Cancer treatment uses LED light and 'atomically thin' materials to destroy cells
AUSTIN (KXAN) -- A ray of light may be key to fighting cancer. Researchers with the University of Texas and University of Porto in Portugal have revealed a new tool in the healthcare battle: LEDs and super tiny metal. The treatment could see the need for chemotherapy end.
"One of the things that we can leverage against cancer is the fact that cancer cells grow very quickly, and therefore they're very leaky," said Jean Anne Incorvia, an associate professor in electrical and computer engineering at UT Austin in the Cockrell School of Engineering.
Those leaky cells are key to a new technique: using atomically thin sheets, called 2D material, breaking them down so cancer cells can absorb them, then using near infrared light produced by LEDs to heat the cancer cells up until they burst.
Incorvia said she first learned how 2D materials could be used in medicine at a conference several years ago.
"The bulk of my research is in electronics, so I apply these 2D materials to computing applications," she said.
Partnering with University of Porto, her team developed the materials while the cancer research was done overseas. Their work was published this fall in ACS Nano.
Exploding cancer cells
Using the compound Tin Oxide (SnOx), the UT team broke down the materials to point where cells could absorb them. Placed under LED emitting near infrared light, the materials would heat the surrounding cells.
Cancer cells would pop. Healthy cells did not.
The researchers worked on two types of cancer cells, skin cancer and colorectal cancer. "It was able to not kill the healthy cells and kill the cancer cells very effectively," Incorvia said.
It takes less than an hour for this to occur. Because the cells must reach a certain level of heat before they rupture, some treatments could take longer. The cancer cells breakdown once they pop and are then flushed out of the body.
During the research, in just 30 minutes of exposure, 92% of skin cancer cells and 50% of colorectal cancer cells were destroyed.
LEDs, cancer and hope for the future
The goal of the technology is to reduce the pain of cancer treatments like chemotherapy. Incorvia said that the LED machines could, hopefully, be used at home.
Similar techniques have been used before, but those required lasers that can damage surrounding cells.

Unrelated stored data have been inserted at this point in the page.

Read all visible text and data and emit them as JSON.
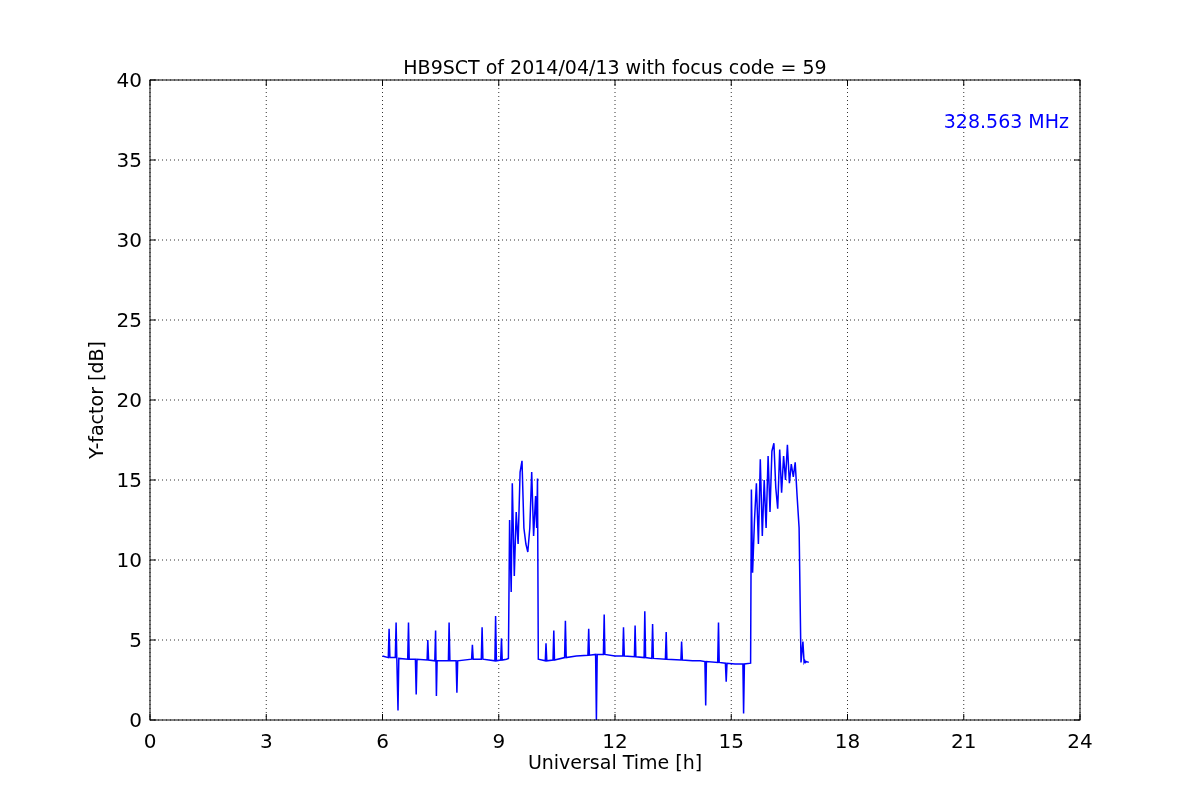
{
  "figure": {
    "chart_data": {
      "type": "line",
      "title": "HB9SCT of 2014/04/13 with focus code = 59",
      "xlabel": "Universal Time [h]",
      "ylabel": "Y-factor [dB]",
      "x": [
        6.0,
        6.15,
        6.17,
        6.19,
        6.33,
        6.35,
        6.37,
        6.4,
        6.42,
        6.65,
        6.67,
        6.69,
        6.85,
        6.87,
        6.89,
        7.15,
        7.17,
        7.19,
        7.35,
        7.37,
        7.39,
        7.41,
        7.7,
        7.72,
        7.74,
        7.9,
        7.92,
        7.94,
        8.3,
        8.32,
        8.34,
        8.55,
        8.57,
        8.59,
        8.9,
        8.92,
        8.94,
        9.05,
        9.07,
        9.09,
        9.2,
        9.25,
        9.28,
        9.32,
        9.35,
        9.4,
        9.45,
        9.5,
        9.55,
        9.6,
        9.65,
        9.7,
        9.75,
        9.8,
        9.85,
        9.9,
        9.95,
        9.98,
        10.0,
        10.02,
        10.2,
        10.22,
        10.24,
        10.4,
        10.42,
        10.44,
        10.7,
        10.72,
        10.74,
        11.0,
        11.3,
        11.32,
        11.34,
        11.5,
        11.52,
        11.54,
        11.7,
        11.72,
        11.74,
        12.0,
        12.2,
        12.22,
        12.24,
        12.5,
        12.52,
        12.54,
        12.75,
        12.77,
        12.79,
        12.95,
        12.97,
        12.99,
        13.3,
        13.32,
        13.34,
        13.7,
        13.72,
        13.74,
        14.0,
        14.2,
        14.32,
        14.34,
        14.36,
        14.65,
        14.67,
        14.69,
        14.85,
        14.87,
        14.89,
        15.1,
        15.3,
        15.32,
        15.34,
        15.5,
        15.52,
        15.55,
        15.6,
        15.65,
        15.7,
        15.75,
        15.8,
        15.85,
        15.9,
        15.95,
        16.0,
        16.05,
        16.1,
        16.15,
        16.2,
        16.25,
        16.3,
        16.35,
        16.4,
        16.45,
        16.5,
        16.55,
        16.6,
        16.65,
        16.7,
        16.75,
        16.8,
        16.85,
        16.88,
        16.9,
        16.92,
        16.94,
        17.0
      ],
      "series": [
        {
          "name": "328.563 MHz",
          "color": "#0000ff",
          "values": [
            4.0,
            3.9,
            5.7,
            3.9,
            3.9,
            6.1,
            3.9,
            0.6,
            3.85,
            3.8,
            6.1,
            3.8,
            3.8,
            1.6,
            3.8,
            3.75,
            5.0,
            3.75,
            3.7,
            5.6,
            1.5,
            3.7,
            3.7,
            6.1,
            3.7,
            3.7,
            1.7,
            3.7,
            3.8,
            4.7,
            3.8,
            3.8,
            5.8,
            3.8,
            3.7,
            6.5,
            3.7,
            3.75,
            5.1,
            3.75,
            3.8,
            3.85,
            12.5,
            8.0,
            14.8,
            9.0,
            13.0,
            11.0,
            15.5,
            16.2,
            12.0,
            11.0,
            10.5,
            12.0,
            15.5,
            11.5,
            14.0,
            12.0,
            15.1,
            3.8,
            3.7,
            4.8,
            3.7,
            3.75,
            5.6,
            3.75,
            3.9,
            6.2,
            3.9,
            4.0,
            4.05,
            5.7,
            4.05,
            4.1,
            0.0,
            4.1,
            4.1,
            6.6,
            4.1,
            4.0,
            4.0,
            5.8,
            4.0,
            3.95,
            5.9,
            3.95,
            3.9,
            6.8,
            3.9,
            3.85,
            6.0,
            3.85,
            3.8,
            5.5,
            3.8,
            3.75,
            4.9,
            3.75,
            3.7,
            3.7,
            3.65,
            0.9,
            3.65,
            3.6,
            6.1,
            3.6,
            3.55,
            2.4,
            3.55,
            3.5,
            3.5,
            0.4,
            3.5,
            3.55,
            14.4,
            9.2,
            12.5,
            14.8,
            11.0,
            16.3,
            11.5,
            15.0,
            12.0,
            16.5,
            13.0,
            16.8,
            17.3,
            14.5,
            13.2,
            16.9,
            14.2,
            16.5,
            15.0,
            17.2,
            14.8,
            16.0,
            15.2,
            16.1,
            14.0,
            12.0,
            3.6,
            4.9,
            3.6,
            3.7,
            3.6,
            3.65,
            3.6
          ]
        }
      ],
      "xlim": [
        0,
        24
      ],
      "ylim": [
        0,
        40
      ],
      "xticks": [
        0,
        3,
        6,
        9,
        12,
        15,
        18,
        21,
        24
      ],
      "yticks": [
        0,
        5,
        10,
        15,
        20,
        25,
        30,
        35,
        40
      ],
      "grid": true
    }
  }
}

All the research has been done on cell samples thus far. The researchers next hope to work on live specimens. They hope to eventually move onto breast cancer.
Incorvia said they might use LED implants for those treatments. They also hope to explore other 2D materials.
“Our ultimate goal is to make this technology available to patients everywhere, especially places where access to specialized equipment is limited, with fewer side effects and lower cost,” said Artur Pinto, a researcher at the Faculty of Engineering of the University of Porto and lead researcher of the project in Portugal in a statement.
Cancer is the second leading cause of death in the world. According to the National Cancer Institute, 2,041,910 new cases of cancer will be diagnosed in the United States this year.